- Запомните и уничтожьте. Если мы потеряем друг друга, или меня выведут из строя, или вы перемените намерение, а на голову свалится грозная неприятность - попытайтесь добраться до ближайшего телефона и позвонить. Вам объяснят, как быть, и незамедлительно вышлют помощь. Хотя примчится она, конечно же, некоторое время спустя...
Изучив бумажку, Мадлен пошевелила губами, заучивая цифры наизусть.
- Вашингтон, правильно? Междугородный код не изменился?
- Нет. Звоните, переводя расходы на собеседника, и немедля называйте мое имя. Так-с... Во-вторых, полнейшее и, самое главное, немедленное подчинение мне во всем, относящемся к личной вашей безопасности.
Женщина вспыхнула, раздраженно скривилась.
- Поздравляю, мистер Хелм! Я восемь лет училась подчиняться не рассуждая. Вы подобрали благодатный объект и получите совершенную покорность...
- Не беспокойтесь, не злоупотреблю. Но если заору "ложись!" - вы шлепаетесь тот же час, даже стоя посреди грязной лужи. Закричу "беги!" - ринетесь наутек, точно антилопа. Велю "заори!" - постараетесь надорвать барабанные перепонки всем окрестным обитателям. Скажу "замри!" - посрамите любую перепуганную мышь. Уговор?
- Да-а, - выдавила Мадлен, - коль скоро нужно слушаться подобных приказов, можно было и н-не покидать Ф-форт Эймс...
Шутки насчет покинутой тюрьмы давались женщине отнюдь не легко. Я убедился: Мадлен страдает перемежающимся заиканием, легким, однако, несомненным. Не беда, минует время - и все образуется. По крайней мере, подопечная выдавила третью улыбку за день, и улыбка эта оказалась гораздо живей обеих предыдущих.
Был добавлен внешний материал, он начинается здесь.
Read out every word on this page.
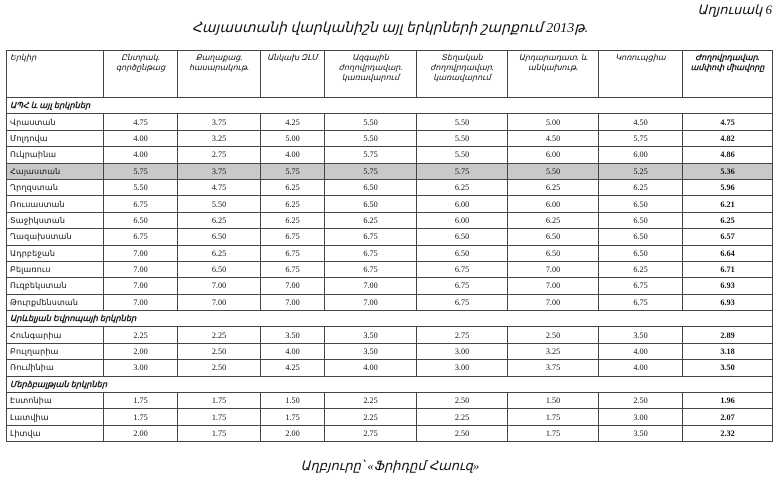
Աղյուսակ 6
Հայաստանի վարկանիշն այլ երկրների շարքում 2013թ.
Երկիր	Ընտրակ. գործընթաց	Քաղաքաց. հասարակութ.	Անկախ ԶԼՄ	Ազգային ժողովրդավար. կառավարում	Տեղական ժողովրդավար. կառավարում	Արդարադատ. և անկախութ.	Կոռուպցիա	Ժողովրդավար. ամփոփ միավորը
ԱՊՀ և այլ երկրներ								
Վրաստան	4.75	3.75	4.25	5.50	5.50	5.00	4.50	4.75
Մոլդովա	4.00	3.25	5.00	5.50	5.50	4.50	5.75	4.82
Ուկրաինա	4.00	2.75	4.00	5.75	5.50	6.00	6.00	4.86
Հայաստան	5.75	3.75	5.75	5.75	5.75	5.50	5.25	5.36
Ղրղզստան	5.50	4.75	6.25	6.50	6.25	6.25	6.25	5.96
Ռուսաստան	6.75	5.50	6.25	6.50	6.00	6.00	6.50	6.21
Տաջիկստան	6.50	6.25	6.25	6.25	6.00	6.25	6.50	6.25
Ղազախստան	6.75	6.50	6.75	6.75	6.50	6.50	6.50	6.57
Ադրբեջան	7.00	6.25	6.75	6.75	6.50	6.50	6.50	6.64
Բելառուս	7.00	6.50	6.75	6.75	6.75	7.00	6.25	6.71
Ուզբեկստան	7.00	7.00	7.00	7.00	6.75	7.00	6.75	6.93
Թուրքմենստան	7.00	7.00	7.00	7.00	6.75	7.00	6.75	6.93
Արևելյան Եվրոպայի երկրներ								
Հունգարիա	2.25	2.25	3.50	3.50	2.75	2.50	3.50	2.89
Բուլղարիա	2.00	2.50	4.00	3.50	3.00	3.25	4.00	3.18
Ռումինիա	3.00	2.50	4.25	4.00	3.00	3.75	4.00	3.50
Մերձբալթյան երկրներ								
Էստոնիա	1.75	1.75	1.50	2.25	2.50	1.50	2.50	1.96
Լատվիա	1.75	1.75	1.75	2.25	2.25	1.75	3.00	2.07
Լիտվա	2.00	1.75	2.00	2.75	2.50	1.75	3.50	2.32
Աղբյուրը՝ «Ֆրիդըմ Հաուզ»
Счетчик пройденного расстояния сообщил: уже недалеко. Потом я увидел придорожную вывеску. Впереди раскинулся удобный ресторанчик под открытым небом. Сбросив газ и повернув баранку, я направил "мазду" к тихому пристанищу путников.
Столики, стулья, два-три служебных помещения; пара огромных рейсовых грузовиков с прицепами запаркована поблизости... Но в общем безлюдно. Сезон туризма еще не начинался.
- Обеденный перерыв, - сообщил я, извлекая из-под сиденья коричневый бумажный пакет, содержавший коробку пирожных и термос, наполненный горячим кофе. - Устроимся вон за тем столом, неподалеку от лесной опушки. Плащ не надевайте, солнце уже припекает. На всякий случай уведомляю: уборная - во втором зданьице.
Мадлен осклабилась от уха до уха:
- Благодарствуйте!
Следя, как она приближается, я не мог не отметить: спутница вовсе недурно сохранилась, ежели рассматривать ее как не слишком-то заботившуюся о себе женщину сорока с лишним лет... А вспоминая о тонкой, словно испанская рапира, прямой, подтянутой, веселой девушке по имени Мадлен Рустин, и вовсе впору было за голову схватиться.
Не то, чтобы растолстела, просто пополнела и отвыкла двигаться помногу. Обрюзгла, вот, пожалуй, наиболее уместное определение. Розовый джемпер с короткими рукавами открывал до самых локтей бледную, отвыкшую от солнечного света кожу.
Когда Мадлен приблизилась, я спросил:
- Можно осмотреть?
И, не дожидаясь согласия, взял запястье женщины, повернул, изучил неровные шрамы: здесь и здесь она еще колебалась, а здесь решилась и сделала сильный, глубокий надрез. Н-да... Я вынужден был напомнить себе: невиновность госпожи Эллершоу обретается под жирным знаком вопроса, и проливать безмолвные слезы над несчастной жертвой, доведенной до последней степени отчаяния, покуда рановато.
- Какая глупость, - молвил я, разжимая пальцы. В глазах Мадлен сверкнула молния. Отлично. Женщина возвращалась к жизни с похвальной быстротой. А изменница ли, патриотка ли, миссис Эллершоу была бы совершенно бесполезна, оставаясь безучастным ко всему существом, ходячей капустой.
- Глупо умереть, если больше не для чего жить?! - Я покачал головой.